Mich erschreckte der Putsch aufs äußerste. Ich hatte die Vorgänge in Chile seit Beginn der Unidad Popular sehr intensiv verfolgt, war von Allendes Ankündigung, im Falle seines Wahlsieges die DDR völkerrechtlich anzuerkennen, begeistert gewesen, kannte seit dem zweiten Festival des politischen Liedes die Gruppe Quilapayún, hatte mich mit jedem Festival mit weiteren chilenischen Künstlern wie Inti-Illimani, Isabel und Ángel Parra und mit Violeta Parras zweiter Tochter Luisa, die ins Stadion musste (wo die politischen Gefangenen interniert und teilweise ermordet wurden, jW), angefreundet. Um alle, die ich nun schon kannte, musste man bangen, um Allende, Víctor Jara, Pablo Neruda trauern.

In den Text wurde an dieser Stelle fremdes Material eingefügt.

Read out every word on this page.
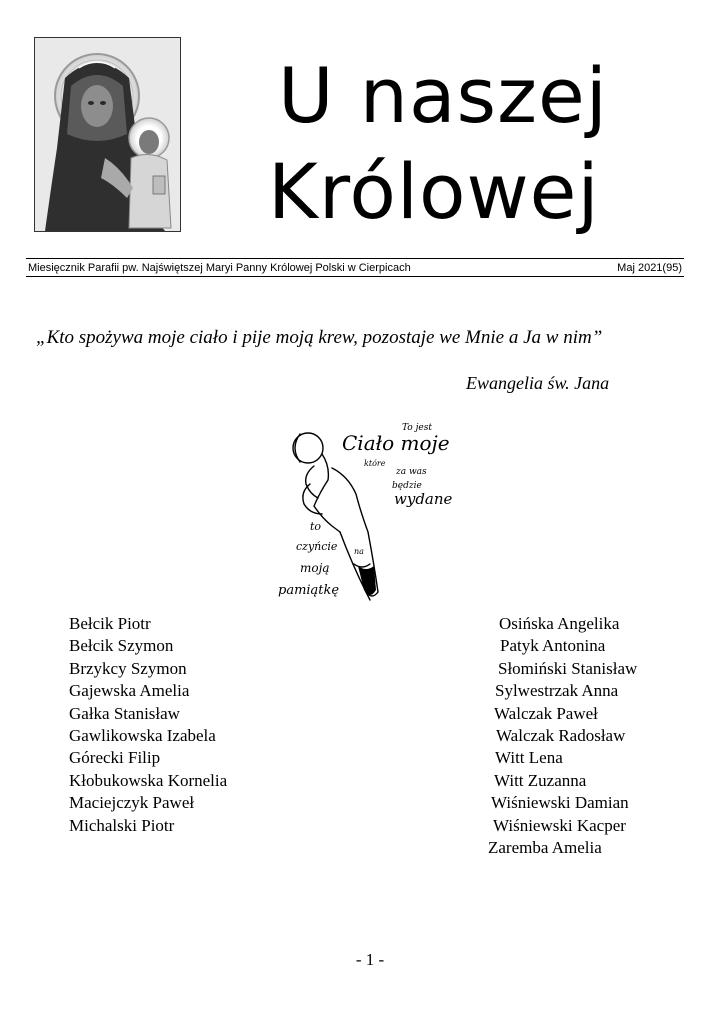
U naszej
Królowej
Miesięcznik Parafii pw. Najświętszej Maryi Panny Królowej Polski w Cierpicach	Maj 2021(95)
„Kto spożywa moje ciało i pije moją krew, pozostaje we Mnie a Ja w nim”
Ewangelia św. Jana
To jest
Ciało moje
które
za was
będzie
wydane
to
czyńcie na
moją
pamiątkę
Bełcik Piotr
Bełcik Szymon
Brzykcy Szymon
Gajewska Amelia
Gałka Stanisław
Gawlikowska Izabela
Górecki Filip
Kłobukowska Kornelia
Maciejczyk Paweł
Michalski Piotr
Osińska Angelika
Patyk Antonina
Słomiński Stanisław
Sylwestrzak Anna
Walczak Paweł
Walczak Radosław
Witt Lena
Witt Zuzanna
Wiśniewski Damian
Wiśniewski Kacper
Zaremba Amelia
- 1 -
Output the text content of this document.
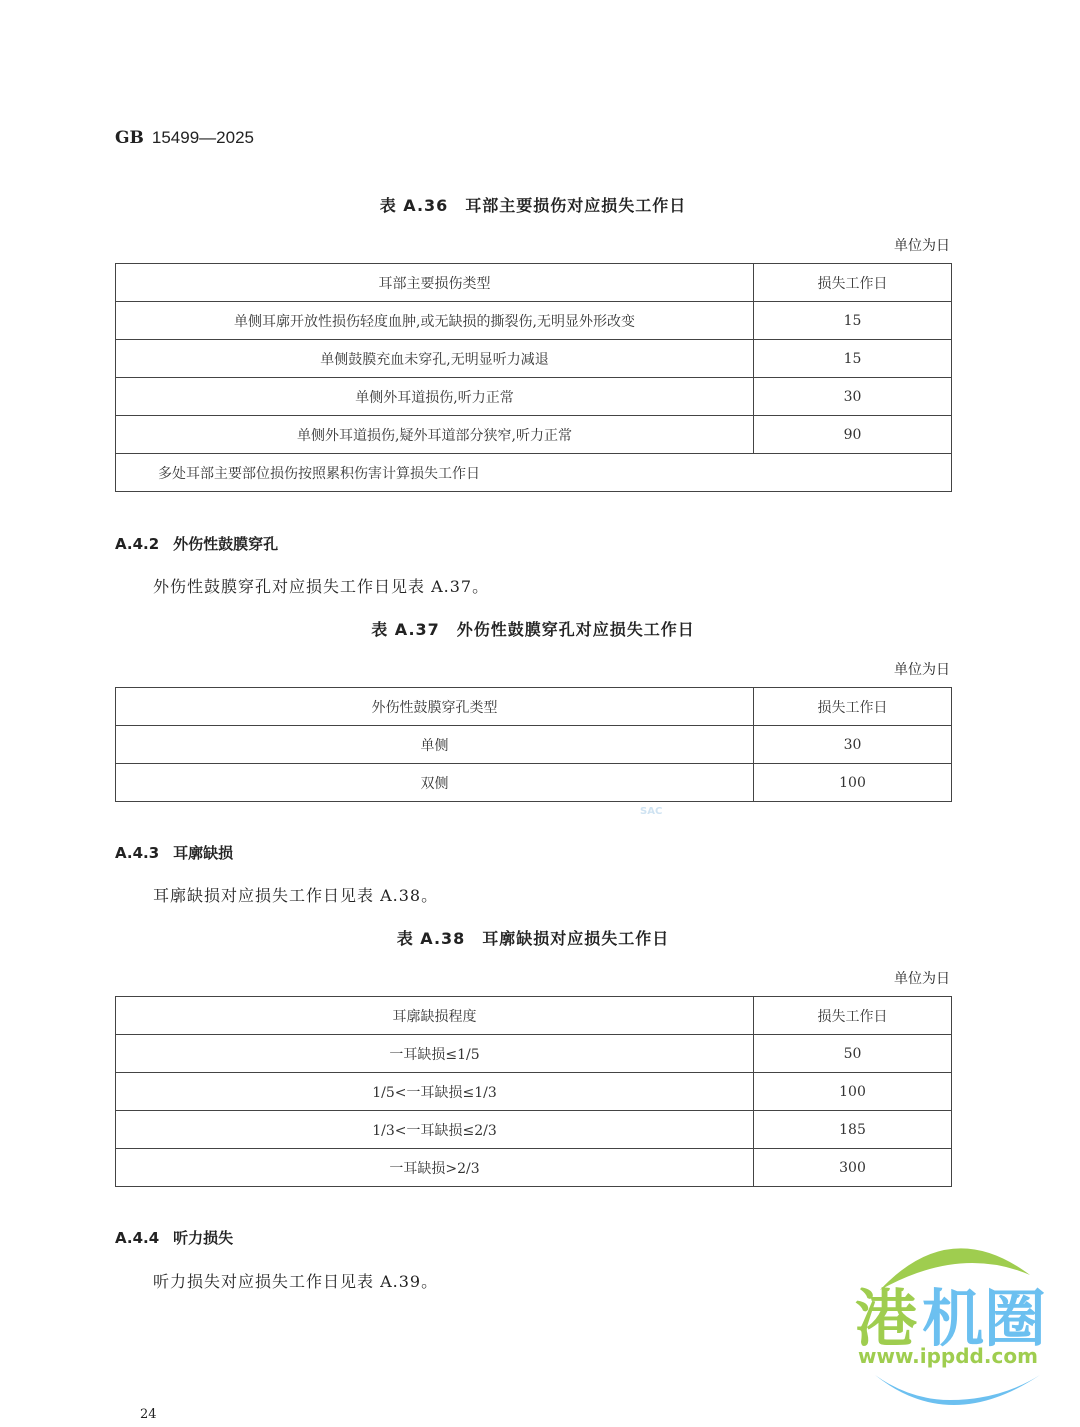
GB 15499—2025
表 A.36　耳部主要损伤对应损失工作日
单位为日
耳部主要损伤类型	损失工作日
单侧耳廓开放性损伤轻度血肿,或无缺损的撕裂伤,无明显外形改变	15
单侧鼓膜充血未穿孔,无明显听力减退	15
单侧外耳道损伤,听力正常	30
单侧外耳道损伤,疑外耳道部分狭窄,听力正常	90
多处耳部主要部位损伤按照累积伤害计算损失工作日	
A.4.2 外伤性鼓膜穿孔
外伤性鼓膜穿孔对应损失工作日见表 A.37。
表 A.37　外伤性鼓膜穿孔对应损失工作日
单位为日
外伤性鼓膜穿孔类型	损失工作日
单侧	30
双侧	100
SAC
A.4.3 耳廓缺损
耳廓缺损对应损失工作日见表 A.38。
表 A.38　耳廓缺损对应损失工作日
单位为日
耳廓缺损程度	损失工作日
一耳缺损≤1/5	50
1/5<一耳缺损≤1/3	100
1/3<一耳缺损≤2/3	185
一耳缺损>2/3	300
A.4.4 听力损失
听力损失对应损失工作日见表 A.39。
24
港 机圈
www.ippdd.com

Es war das Ende einer auch für mich großen Hoffnung, die wieder aufzubauen mindestens bis Nicaragua dauerte (wo 1979 die Revolution siegte, jW).

Wie hat die DDR-Kulturszene auf den Putsch reagiert?

Wir wussten damals noch nicht, dass es 40.000 Opfer dieser Diktatur, mindestens 3.200 Tote, mindestens 28.000 Gefolterte, unzählige Verschwundene geben würde, dass bekannte Täter durch Amnestie geschützt, Folterer und Mörder nicht bestraft würden, vor zehn Jahren erst die Festnahmen von Víctors Mördern erfolgen würde. Dass auch Neruda ermordet wurde, war unvorstellbar. Bei allen, mit denen ich verbunden war, ein großer Schrecken, eine große Angst um die, die man kannte, eine Soliveranstaltung um die andere.

Die Solidarität mit den Verfolgten in Chile hat in der DDR eine große Rolle gespielt. Wie hat sich das auf kultureller Ebene ausgedrückt?

Jeder Künstler, der auf sich hielt und mehr wollte, als Geld verdienen, hat sich solidarisch erklärt und Víctors, Quilas und Intis Lieder gesungen, so es ihm möglich war. Viele neue sind entstanden. Ich habe bei vielen Kollegen gespürt, dass es ihnen wie mir ging – eine Herzensangelegenheit war das, von großem Informationsinteresse getragen, ermöglicht zum Beispiel durch die Filme von Gerhard Scheumann und Walter Heynowski oder die Fotos von Thomas Billhardt. Zu unserem Bestreben, Solidarität zu zeigen, gehörte freilich nicht viel Mut, denn unser Staat stand ja genauso dahinter. Ich habe mit meiner Gruppe »Jahrgang 49« 1978 in vier lateinamerikanischen Ländern ­singen dürfen, natürlich nicht in Chile, aber immer ging es um die mutigen Kämpfe der Menschen und die ungeheure Trauer um deren Schicksale. Daniel Vigliettis Song »Por Todo Chile« fehlte in keinem unserer Auftritte, was uns in Ecuador und Peru Auftrittsverbote, in Venezuela Ausweisung am Flughafen einbrachte.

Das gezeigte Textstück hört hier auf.